The name of the Milky Way comes from the way it looks in the night sky. If you can get away from enough ambient light, the sky takes on a milky appearance as the stars stretch across the night sky. The word “galaxy” actually derives from the Greek word “galaxias” which means “milky one”, and “galaktikos” which means “milky circle”. The Romans even called it Via Lactea, which means “The Road of Milk”.
Interestingly, the Milky Way is not composed a galaxy by itself. The appearance of the Milky Way includes a huge number of other galaxies in the sky. It wasn’t until the 20th century that this was discovered to be the case. Edwin Hubble, whom the Hubble telescope was named, observed that there were other galaxies beyond the Milky Way.
Hopefully no one thought it was named after the candy bar.

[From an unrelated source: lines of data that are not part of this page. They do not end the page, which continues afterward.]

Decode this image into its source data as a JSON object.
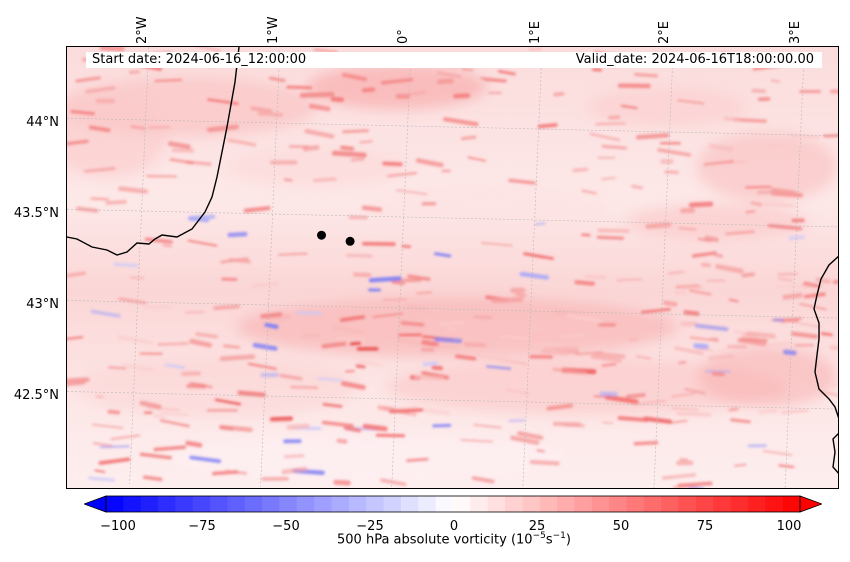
{
  "header": {
    "start_date": "Start date: 2024-06-16_12:00:00",
    "valid_date": "Valid_date: 2024-06-16T18:00:00.00"
  },
  "map": {
    "longitude_labels": [
      "2°W",
      "1°W",
      "0°",
      "1°E",
      "2°E",
      "3°E"
    ],
    "latitude_labels": [
      "44°N",
      "43.5°N",
      "43°N",
      "42.5°N"
    ],
    "markers": [
      {
        "lon": -0.62,
        "lat": 43.39
      },
      {
        "lon": -0.4,
        "lat": 43.36
      }
    ],
    "field": "500 hPa absolute vorticity"
  },
  "colorbar": {
    "ticks": [
      "−100",
      "−75",
      "−50",
      "−25",
      "0",
      "25",
      "50",
      "75",
      "100"
    ],
    "label_prefix": "500 hPa absolute vorticity (10",
    "label_exp1": "−5",
    "label_mid": "s",
    "label_exp2": "−1",
    "label_suffix": ")",
    "min": -100,
    "max": 100,
    "colormap": "bwr",
    "extend": "both"
  },
  "colors": {
    "negative": "#0000ff",
    "neutral": "#ffffff",
    "positive": "#ff0000",
    "coastline": "#000000",
    "marker": "#000000"
  }
}
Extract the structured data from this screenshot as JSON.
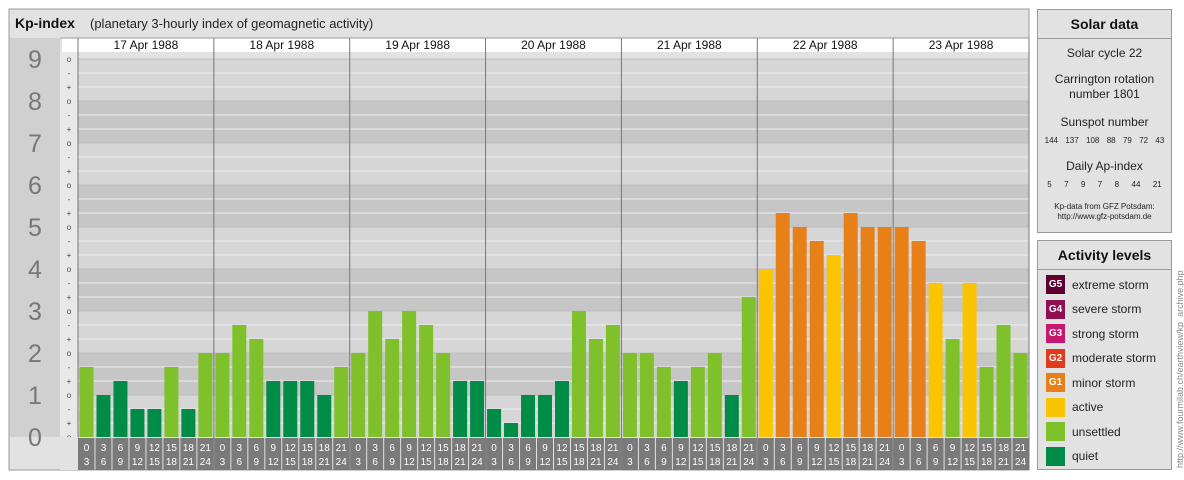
{
  "header": {
    "title": "Kp-index",
    "subtitle": "(planetary 3-hourly index of geomagnetic activity)"
  },
  "chart_data": {
    "type": "bar",
    "title": "Kp-index",
    "subtitle": "(planetary 3-hourly index of geomagnetic activity)",
    "ylim": [
      0,
      9
    ],
    "y_ticks": [
      "0",
      "1",
      "2",
      "3",
      "4",
      "5",
      "6",
      "7",
      "8",
      "9"
    ],
    "minor_tick_marks": [
      "o",
      "+",
      "-"
    ],
    "days": [
      "17 Apr 1988",
      "18 Apr 1988",
      "19 Apr 1988",
      "20 Apr 1988",
      "21 Apr 1988",
      "22 Apr 1988",
      "23 Apr 1988"
    ],
    "hour_labels_top": [
      "0",
      "3",
      "6",
      "9",
      "12",
      "15",
      "18",
      "21"
    ],
    "hour_labels_bottom": [
      "3",
      "6",
      "9",
      "12",
      "15",
      "18",
      "21",
      "24"
    ],
    "values": [
      1.667,
      1.0,
      1.333,
      0.667,
      0.667,
      1.667,
      0.667,
      2.0,
      2.0,
      2.667,
      2.333,
      1.333,
      1.333,
      1.333,
      1.0,
      1.667,
      2.0,
      3.0,
      2.333,
      3.0,
      2.667,
      2.0,
      1.333,
      1.333,
      0.667,
      0.333,
      1.0,
      1.0,
      1.333,
      3.0,
      2.333,
      2.667,
      2.0,
      2.0,
      1.667,
      1.333,
      1.667,
      2.0,
      1.0,
      3.333,
      4.0,
      5.333,
      5.0,
      4.667,
      4.333,
      5.333,
      5.0,
      5.0,
      5.0,
      4.667,
      3.667,
      2.333,
      3.667,
      1.667,
      2.667,
      2.0
    ],
    "levels": [
      {
        "code": "G5",
        "label": "extreme storm",
        "color": "#5e0030"
      },
      {
        "code": "G4",
        "label": "severe storm",
        "color": "#8e1052"
      },
      {
        "code": "G3",
        "label": "strong storm",
        "color": "#c8186e"
      },
      {
        "code": "G2",
        "label": "moderate storm",
        "color": "#e03c1c"
      },
      {
        "code": "G1",
        "label": "minor storm",
        "color": "#e8801a"
      },
      {
        "code": "",
        "label": "active",
        "color": "#fcc400"
      },
      {
        "code": "",
        "label": "unsettled",
        "color": "#7ec12a"
      },
      {
        "code": "",
        "label": "quiet",
        "color": "#008c46"
      }
    ]
  },
  "solar": {
    "title": "Solar data",
    "cycle": "Solar cycle 22",
    "carrington_line1": "Carrington rotation",
    "carrington_line2": "number 1801",
    "sunspot_title": "Sunspot number",
    "sunspots": [
      "144",
      "137",
      "108",
      "88",
      "79",
      "72",
      "43"
    ],
    "ap_title": "Daily Ap-index",
    "ap": [
      "5",
      "7",
      "9",
      "7",
      "8",
      "44",
      "21"
    ],
    "source_line1": "Kp-data from GFZ Potsdam:",
    "source_line2": "http://www.gfz-potsdam.de"
  },
  "activity": {
    "title": "Activity levels"
  },
  "credit": "http://www.fourmilab.ch/earthview/kp_archive.php"
}
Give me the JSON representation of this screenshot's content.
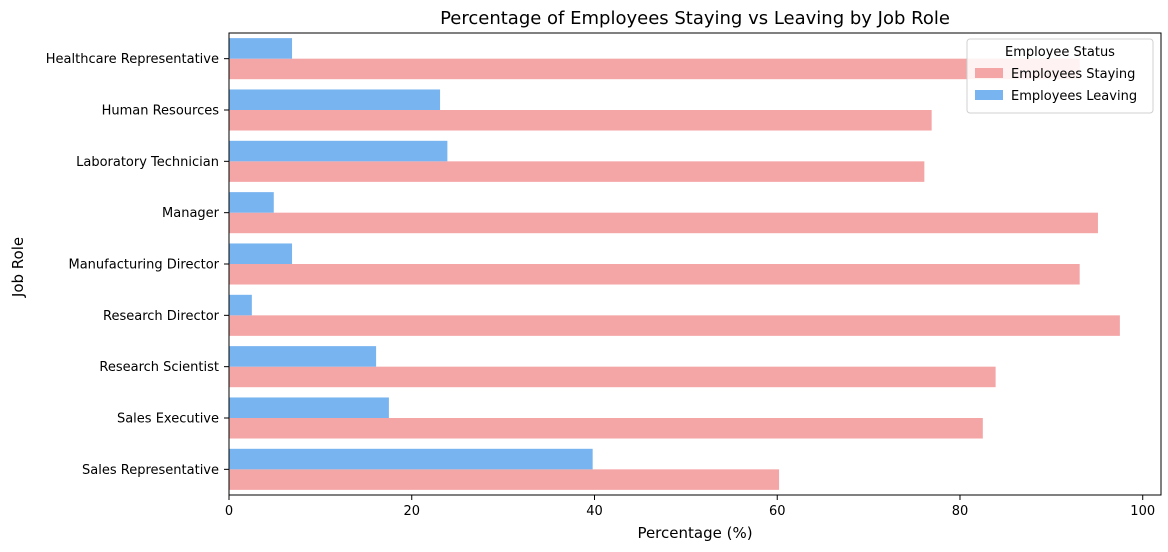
{
  "chart_data": {
    "type": "bar",
    "orientation": "horizontal",
    "title": "Percentage of Employees Staying vs Leaving by Job Role",
    "xlabel": "Percentage (%)",
    "ylabel": "Job Role",
    "xlim": [
      0,
      102
    ],
    "xticks": [
      0,
      20,
      40,
      60,
      80,
      100
    ],
    "grid": false,
    "categories": [
      "Healthcare Representative",
      "Human Resources",
      "Laboratory Technician",
      "Manager",
      "Manufacturing Director",
      "Research Director",
      "Research Scientist",
      "Sales Executive",
      "Sales Representative"
    ],
    "series": [
      {
        "name": "Employees Staying",
        "color": "#f4a6a6",
        "values": [
          93.1,
          76.9,
          76.1,
          95.1,
          93.1,
          97.5,
          83.9,
          82.5,
          60.2
        ]
      },
      {
        "name": "Employees Leaving",
        "color": "#78b4f0",
        "values": [
          6.9,
          23.1,
          23.9,
          4.9,
          6.9,
          2.5,
          16.1,
          17.5,
          39.8
        ]
      }
    ],
    "legend": {
      "title": "Employee Status",
      "placement": "top-right",
      "entries": [
        "Employees Staying",
        "Employees Leaving"
      ]
    }
  }
}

The Milky Way is disc-shaped with a bulging center that is 12,000 light years in diameter, but it isn’t completely flat. Two dwarf galaxies called the Large and Small Magellanic Clouds are pulling on the Milky Way’s hydrogen gas and dark matter and warping it out of shape.
The Milky Way is far from the largest of the galaxies in the sky. It’s believed to have over 200 billion stars, but this is miniscule in comparison to the largest known galaxy, IC 1101, which is believed to have over 100 trillion stars. The most stars you can see from a fixed point on earth is about 2,500.
The Milky Way got its shape from gobbling up other galaxies. The stars of the Canis Major Dwarf Galaxy, the closest galaxy to the Milky Way, is even having its stars added to the Milky Way at this very moment.
The center of the Milky Way is known as Sagittarius A, a supermassive black hole that is believed to be 14 million miles in diameter. All of the mass in the disc of the black hole has a mass 4.6 million times of that of our sun and is about the size of the earth’s orbit around the sun.
We don’t really know what the Milky Way looks like since we’re right inside it. All pictures of the Milky Way are based on an artist’s interpretation of what it would like if we could be outside it.
The Milky Way is actually part of a group of galaxies that are collectively known as the Local Group where the other galaxies are within 150 million light-years of each other. The closest spiral galaxy to us is the Andromeda Galaxy. The Local Group is in an even larger group of galaxies called the Virgo Supercluster. This huge group is just an extremely tiny segment of our universe.
The Milky Way is moving just like the earth does around the sun, but it travels at around 1.4 million miles per hour. Try wrapping your head around that one.